I was talking to a NYC colleague the other day about how there are trends in favor of not punishing people for certain criminal activity in the city. We were talking about driving with a suspended license, but I asked about shoplifting. She said, "Oh, no. That's on the opposite trend. Not only are they prosecuting it to the maximum, but they just changed the law to make it easier to hold people on bail for shoplifting." She made it clear that shoplifting was never a low priority for prosecution, but now it's a higher one.
I understand that the claim in this article is that aggregators/sellers/fences whatever should be surveilled and prosecuted (more), but just wanted to add this tale from the courthouse and emphasize that the street-level shoplifter will be the target of most policy interventions here, which is the least effective and least humane strategy.
I think it's very fair to have differing attitudes/moral thresholds for an impoverished mother shoplifting a week's worth of baby formula versus "a couple in Alabama [which] pled guilty to shifting $300,000-worth of stolen baby formula on eBay".
My reading of the article suggests that the trend discussed is a result of the latter, which is more recent and problematic, and not the former. Comments here discussing the morality of crime or a desire for policy change are missing this distinction.
Take for example Dove Men+Care antiperspirant. In the US what is a rather compact can 3.8oz/107g was on the shelf at $9.55 (plus sales tax). I've just checked a well known UK chemist (boots) and 150ml of the same brand is £1.70 and 250ml is £2.00 (both including sales tax). Not really sure why the US measure aerosols in g and the UK measures them in ml but the price difference alone is jaw dropping.
Don't post stuff that the rest of us cannot read. I don't want to search for the comment with the archive link to get past the paywall.
If it is paywalled, it should only be discussed behind a paywall. As long as HN is free, anything linked here should be free.
As for the topic, I cannot begin to guess why deoderants are apparently suddenly scarce items. My salt deoderant stick works very well and doesn't require a special license to buy, nor does it require assistance from someone to unlock a case.
The claim is about the time-series comparison, and the rebuttal is about the cross section comparison. Is the journalist in question stupid, gaslighting, or both?
The videos of organized ransacking of stores are honestly insane. The stores are somewhat powerless because of liability, and the new laws that have raised the level in which the law even cares. I don't think the "broken window" policy is the end-all, it has some problems but allowing "small" theft rings does not generally put areas on a good trajectory. These goods are almost always getting 3rd party listed, be it Amazon, eBay, Facebook Marketplace, etc.
Drop a bag of slime on them as they exit?

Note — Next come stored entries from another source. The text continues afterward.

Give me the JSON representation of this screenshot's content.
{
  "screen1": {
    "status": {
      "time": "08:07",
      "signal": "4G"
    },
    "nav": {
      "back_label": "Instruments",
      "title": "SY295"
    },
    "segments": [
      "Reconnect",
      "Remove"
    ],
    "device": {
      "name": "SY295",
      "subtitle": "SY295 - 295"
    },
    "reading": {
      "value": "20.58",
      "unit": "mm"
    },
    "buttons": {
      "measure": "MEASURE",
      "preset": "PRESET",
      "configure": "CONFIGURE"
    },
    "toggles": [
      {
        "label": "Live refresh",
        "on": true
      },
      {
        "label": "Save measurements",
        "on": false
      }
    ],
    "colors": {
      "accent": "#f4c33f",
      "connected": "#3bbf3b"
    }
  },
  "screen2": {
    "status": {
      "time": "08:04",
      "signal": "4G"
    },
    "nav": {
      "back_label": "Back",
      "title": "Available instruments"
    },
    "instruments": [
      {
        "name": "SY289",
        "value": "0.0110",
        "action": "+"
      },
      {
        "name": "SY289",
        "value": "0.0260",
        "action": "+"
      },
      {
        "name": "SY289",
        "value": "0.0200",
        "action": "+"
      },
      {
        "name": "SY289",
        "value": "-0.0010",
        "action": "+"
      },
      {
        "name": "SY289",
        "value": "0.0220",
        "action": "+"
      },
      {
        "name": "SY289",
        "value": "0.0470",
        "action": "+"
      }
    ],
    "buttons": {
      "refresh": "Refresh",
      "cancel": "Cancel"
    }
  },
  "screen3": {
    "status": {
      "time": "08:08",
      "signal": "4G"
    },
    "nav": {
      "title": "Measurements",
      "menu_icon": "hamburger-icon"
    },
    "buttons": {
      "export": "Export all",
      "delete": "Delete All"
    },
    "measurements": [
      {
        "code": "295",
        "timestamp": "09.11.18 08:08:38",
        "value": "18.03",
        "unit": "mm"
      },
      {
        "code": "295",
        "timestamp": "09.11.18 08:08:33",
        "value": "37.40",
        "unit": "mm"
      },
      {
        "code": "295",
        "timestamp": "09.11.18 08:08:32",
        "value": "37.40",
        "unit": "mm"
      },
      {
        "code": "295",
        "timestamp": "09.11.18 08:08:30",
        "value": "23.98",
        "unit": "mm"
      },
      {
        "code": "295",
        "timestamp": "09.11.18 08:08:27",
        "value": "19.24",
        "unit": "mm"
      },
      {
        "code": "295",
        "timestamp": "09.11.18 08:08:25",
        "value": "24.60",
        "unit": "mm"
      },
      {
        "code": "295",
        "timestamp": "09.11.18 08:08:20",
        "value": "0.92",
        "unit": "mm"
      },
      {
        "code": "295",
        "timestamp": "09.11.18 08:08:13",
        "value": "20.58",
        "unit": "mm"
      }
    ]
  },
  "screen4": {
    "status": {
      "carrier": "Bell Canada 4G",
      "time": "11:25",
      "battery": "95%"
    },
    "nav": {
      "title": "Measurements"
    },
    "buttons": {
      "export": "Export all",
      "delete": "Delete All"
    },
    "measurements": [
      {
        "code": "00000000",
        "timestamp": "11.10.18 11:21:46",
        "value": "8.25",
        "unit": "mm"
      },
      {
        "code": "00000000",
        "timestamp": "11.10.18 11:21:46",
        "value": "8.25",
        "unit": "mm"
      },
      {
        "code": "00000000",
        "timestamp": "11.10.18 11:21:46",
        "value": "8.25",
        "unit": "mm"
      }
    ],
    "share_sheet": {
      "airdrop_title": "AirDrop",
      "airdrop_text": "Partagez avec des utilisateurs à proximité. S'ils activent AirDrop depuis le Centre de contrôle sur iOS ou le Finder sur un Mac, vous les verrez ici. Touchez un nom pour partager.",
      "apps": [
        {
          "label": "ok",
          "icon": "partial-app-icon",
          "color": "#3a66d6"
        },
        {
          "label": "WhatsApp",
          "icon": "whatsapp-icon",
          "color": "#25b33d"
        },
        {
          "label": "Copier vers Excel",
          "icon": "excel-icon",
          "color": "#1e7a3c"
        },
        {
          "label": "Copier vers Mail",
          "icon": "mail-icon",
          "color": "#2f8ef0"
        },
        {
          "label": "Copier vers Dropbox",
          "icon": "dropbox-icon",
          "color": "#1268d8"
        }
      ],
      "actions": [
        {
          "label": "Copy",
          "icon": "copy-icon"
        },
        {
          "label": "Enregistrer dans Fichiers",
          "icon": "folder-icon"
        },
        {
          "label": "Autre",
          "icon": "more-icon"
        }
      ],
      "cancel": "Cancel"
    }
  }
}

Make the floor slippery as they try to run out? There are smart people working at target; they need to be less shy about protecting their store, which is an American treasure
There is another engine driving this phenomenon: addicts "boosting" to feed their addiction. Drug use is another crime that society seems uninterested in prosecuting or punishing as of late. Add illicitly manufactured Fentanyl (1) to that recipe and you have an absolute onslaught of retail theft.
In interview after interview with addicts, it's clear that boosting is one of the primary methods of funding drug use. (2) If we are not interested in curbing drug trafficking, sales, and abuse, we will continue to have a huge problem with retail theft. (And also an unconscionable death toll that is growing rapidly.)
Given the amount of theft in America, and size of Amazon's American revenue and sales, can we figure out what percentage of Amazon's revenue is generated from fencing stolen goods?
on edit: IIRC AWS is 70%, Ad revenue is half of retail (30%), that means criminal revenue has to be less than 15% and I would think probably significantly less than half of that even. Maybe 2% at most?
on second edit: I wonder if every corporation has a percentage of its revenue that is criminal, like how processed food has a percentage of bug parts. You would think not, initially, but just voicing the idea makes it strangely attractive as a concept.